解析には、重心系エネルギー 13 TeV、積分ルミノシティ 2.32 fb⁻¹ に相当する CMS Run 2015D の公開データと、簡略化モデルに基づくモンテカルロシミュレーションが使われた。対象は μμ チャンネルと ee チャンネルであり、公開データを使った機械学習ベースの物理探索として興味深い事例になっている。
主要ポイント
- 公開データを用いた再解析:CMS の MINIAOD と MINIAODSIM から事象情報を取り出し、公開データだけでも本格的な解析フローを構築できることを示した。
- 高次元の運動学情報を活用:40 個の運動学的観測量を抽出し、物理的な基準でクリーニングしたうえで、37 次元の特徴ベクトルに整理した。
- Neural Spline Flows による密度推定:5 つのフローモデルを個別に訓練し、標準模型背景と媒介粒子ごとの暗黒物質信号の確率密度をモデル化した。
- 尤度比による事象スコア:各事象について、信号密度と背景密度の対数尤度比から検定統計量を構成した。これにより、単純な欠損横エネルギーの閾値だけに頼らず、相空間全体の情報を利用できる。
- 新物理の証拠はなし:μμ と ee を同時に扱う profile-likelihood フィットにより、95% 信頼水準での信号強度上限が、スカラー媒介粒子で μ<0.0177、ベクトル媒介粒子で μ<0.0362、軸性ベクトル媒介粒子で μ<0.0498 と報告された。期待上限はそれぞれ 0.0018、0.0039、0.0069 である。
意義と影響
この論文の価値は、新しい粒子を発見したことではなく、解析手法の提示にある。Neural Spline Flows は可逆な生成モデルであり、多変量の確率分布を柔軟に近似できる。高エネルギー物理では、信号と背景の分布を推定し、その比を統計検定に使うという考え方と相性が良い。

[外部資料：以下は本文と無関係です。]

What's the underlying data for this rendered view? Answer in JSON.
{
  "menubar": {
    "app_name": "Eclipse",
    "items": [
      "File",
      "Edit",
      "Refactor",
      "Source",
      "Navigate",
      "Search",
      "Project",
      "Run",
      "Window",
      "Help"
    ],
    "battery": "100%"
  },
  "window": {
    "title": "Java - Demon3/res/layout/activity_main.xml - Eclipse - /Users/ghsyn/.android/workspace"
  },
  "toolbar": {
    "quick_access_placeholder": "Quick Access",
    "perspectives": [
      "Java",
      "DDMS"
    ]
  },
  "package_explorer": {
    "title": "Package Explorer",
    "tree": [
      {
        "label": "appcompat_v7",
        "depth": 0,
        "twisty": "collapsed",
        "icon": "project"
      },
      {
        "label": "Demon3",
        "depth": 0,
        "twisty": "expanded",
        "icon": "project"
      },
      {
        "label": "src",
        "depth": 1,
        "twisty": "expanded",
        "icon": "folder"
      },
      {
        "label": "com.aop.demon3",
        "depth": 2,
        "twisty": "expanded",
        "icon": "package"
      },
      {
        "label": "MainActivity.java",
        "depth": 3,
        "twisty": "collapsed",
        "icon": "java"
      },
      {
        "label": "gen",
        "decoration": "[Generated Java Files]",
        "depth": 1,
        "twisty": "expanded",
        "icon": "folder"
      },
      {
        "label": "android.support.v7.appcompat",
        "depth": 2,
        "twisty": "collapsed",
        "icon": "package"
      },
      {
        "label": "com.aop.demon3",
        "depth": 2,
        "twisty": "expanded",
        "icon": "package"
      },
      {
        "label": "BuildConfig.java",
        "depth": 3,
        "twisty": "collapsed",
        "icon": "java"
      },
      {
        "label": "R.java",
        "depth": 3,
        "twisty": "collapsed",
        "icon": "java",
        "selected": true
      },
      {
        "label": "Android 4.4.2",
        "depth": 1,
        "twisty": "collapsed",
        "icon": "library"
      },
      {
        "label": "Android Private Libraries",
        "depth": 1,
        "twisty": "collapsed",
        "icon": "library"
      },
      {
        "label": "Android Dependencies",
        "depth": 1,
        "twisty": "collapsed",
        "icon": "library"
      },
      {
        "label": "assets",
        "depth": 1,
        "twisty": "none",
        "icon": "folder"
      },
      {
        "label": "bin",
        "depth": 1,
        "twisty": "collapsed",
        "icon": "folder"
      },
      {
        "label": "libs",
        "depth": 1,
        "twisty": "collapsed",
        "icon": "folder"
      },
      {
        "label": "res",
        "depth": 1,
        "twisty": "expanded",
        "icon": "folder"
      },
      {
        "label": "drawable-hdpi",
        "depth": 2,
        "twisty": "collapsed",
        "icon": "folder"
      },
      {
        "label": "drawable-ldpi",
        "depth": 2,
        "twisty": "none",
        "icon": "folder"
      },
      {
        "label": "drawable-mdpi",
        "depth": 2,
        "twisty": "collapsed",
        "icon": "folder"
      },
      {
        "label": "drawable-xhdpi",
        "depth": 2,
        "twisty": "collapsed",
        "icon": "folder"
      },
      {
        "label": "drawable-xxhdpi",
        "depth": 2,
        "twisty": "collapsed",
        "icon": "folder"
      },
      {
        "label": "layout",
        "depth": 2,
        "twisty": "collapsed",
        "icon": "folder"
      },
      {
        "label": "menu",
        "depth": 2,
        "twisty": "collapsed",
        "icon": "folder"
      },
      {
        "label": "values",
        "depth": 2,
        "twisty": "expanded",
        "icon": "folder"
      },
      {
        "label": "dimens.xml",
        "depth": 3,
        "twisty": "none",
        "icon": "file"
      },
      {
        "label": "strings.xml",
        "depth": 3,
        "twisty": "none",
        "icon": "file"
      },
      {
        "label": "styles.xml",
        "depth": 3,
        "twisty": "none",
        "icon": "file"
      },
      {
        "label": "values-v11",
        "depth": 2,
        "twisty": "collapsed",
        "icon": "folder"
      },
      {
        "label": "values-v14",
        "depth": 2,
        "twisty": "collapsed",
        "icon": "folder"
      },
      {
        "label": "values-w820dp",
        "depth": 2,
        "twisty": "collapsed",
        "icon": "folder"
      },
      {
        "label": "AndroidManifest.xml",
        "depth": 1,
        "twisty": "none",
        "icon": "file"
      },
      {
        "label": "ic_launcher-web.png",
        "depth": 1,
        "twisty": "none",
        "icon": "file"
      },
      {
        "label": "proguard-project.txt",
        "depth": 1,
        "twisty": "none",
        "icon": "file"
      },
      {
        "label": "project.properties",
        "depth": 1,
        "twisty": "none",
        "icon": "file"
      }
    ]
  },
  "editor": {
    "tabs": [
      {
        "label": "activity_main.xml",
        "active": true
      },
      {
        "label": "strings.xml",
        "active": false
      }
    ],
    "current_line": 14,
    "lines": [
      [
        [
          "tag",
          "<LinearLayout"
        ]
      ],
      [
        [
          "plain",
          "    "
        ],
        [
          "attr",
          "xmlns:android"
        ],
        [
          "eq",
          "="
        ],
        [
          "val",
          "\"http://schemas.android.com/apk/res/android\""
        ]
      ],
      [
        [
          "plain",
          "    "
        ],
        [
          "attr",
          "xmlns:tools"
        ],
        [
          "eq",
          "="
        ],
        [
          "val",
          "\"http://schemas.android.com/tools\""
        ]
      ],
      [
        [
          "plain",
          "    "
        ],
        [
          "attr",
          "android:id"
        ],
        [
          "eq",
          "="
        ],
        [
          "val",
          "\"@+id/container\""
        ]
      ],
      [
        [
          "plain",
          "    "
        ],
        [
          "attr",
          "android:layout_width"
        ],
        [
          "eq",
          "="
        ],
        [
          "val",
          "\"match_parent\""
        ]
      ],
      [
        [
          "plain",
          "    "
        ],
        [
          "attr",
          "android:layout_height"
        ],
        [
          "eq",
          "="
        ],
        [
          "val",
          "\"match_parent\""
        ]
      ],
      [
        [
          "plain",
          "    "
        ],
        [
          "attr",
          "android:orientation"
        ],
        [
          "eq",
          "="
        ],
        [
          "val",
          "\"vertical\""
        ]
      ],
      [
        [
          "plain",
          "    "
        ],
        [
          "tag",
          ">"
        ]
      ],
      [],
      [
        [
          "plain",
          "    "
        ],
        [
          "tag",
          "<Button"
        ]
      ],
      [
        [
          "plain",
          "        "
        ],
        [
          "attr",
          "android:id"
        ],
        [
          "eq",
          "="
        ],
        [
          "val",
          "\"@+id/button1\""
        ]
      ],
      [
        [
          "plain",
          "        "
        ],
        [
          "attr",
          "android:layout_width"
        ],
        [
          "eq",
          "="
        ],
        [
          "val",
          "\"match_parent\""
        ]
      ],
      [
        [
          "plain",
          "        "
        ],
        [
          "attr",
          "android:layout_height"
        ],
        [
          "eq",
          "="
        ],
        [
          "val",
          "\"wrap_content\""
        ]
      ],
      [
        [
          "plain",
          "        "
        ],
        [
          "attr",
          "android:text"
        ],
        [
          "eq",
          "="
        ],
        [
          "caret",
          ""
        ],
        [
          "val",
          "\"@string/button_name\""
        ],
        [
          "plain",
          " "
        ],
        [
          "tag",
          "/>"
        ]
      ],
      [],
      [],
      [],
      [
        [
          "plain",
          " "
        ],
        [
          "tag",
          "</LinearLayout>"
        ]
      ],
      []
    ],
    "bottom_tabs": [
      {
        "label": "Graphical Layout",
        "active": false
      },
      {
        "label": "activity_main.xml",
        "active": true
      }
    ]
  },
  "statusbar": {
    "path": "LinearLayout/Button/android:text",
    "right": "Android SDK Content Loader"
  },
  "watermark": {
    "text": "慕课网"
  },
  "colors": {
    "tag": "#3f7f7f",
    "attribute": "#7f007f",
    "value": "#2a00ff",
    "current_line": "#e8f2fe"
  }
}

一方で、この結果は機械学習の限界も示している。高性能なモデルを使っても、検出器効果や背景モデルのずれ、系統不確かさが自動的に消えるわけではない。論文では、観測上限が期待より弱い理由を、高 MET 領域に残る背景モデリングの不一致と説明しており、暗黒物質信号とは解釈していない。
今後、より大きなデータセットや厳密な不確かさ評価と組み合わせて検証されれば、フローベースの尤度比手法は、加速器データの再解釈や異常探索、公開データ活用において有力な道具になり得る。これは AI for Science の実践例であり、物理的判断を置き換えるのではなく、探索に使える統計的手段を広げる取り組みといえる。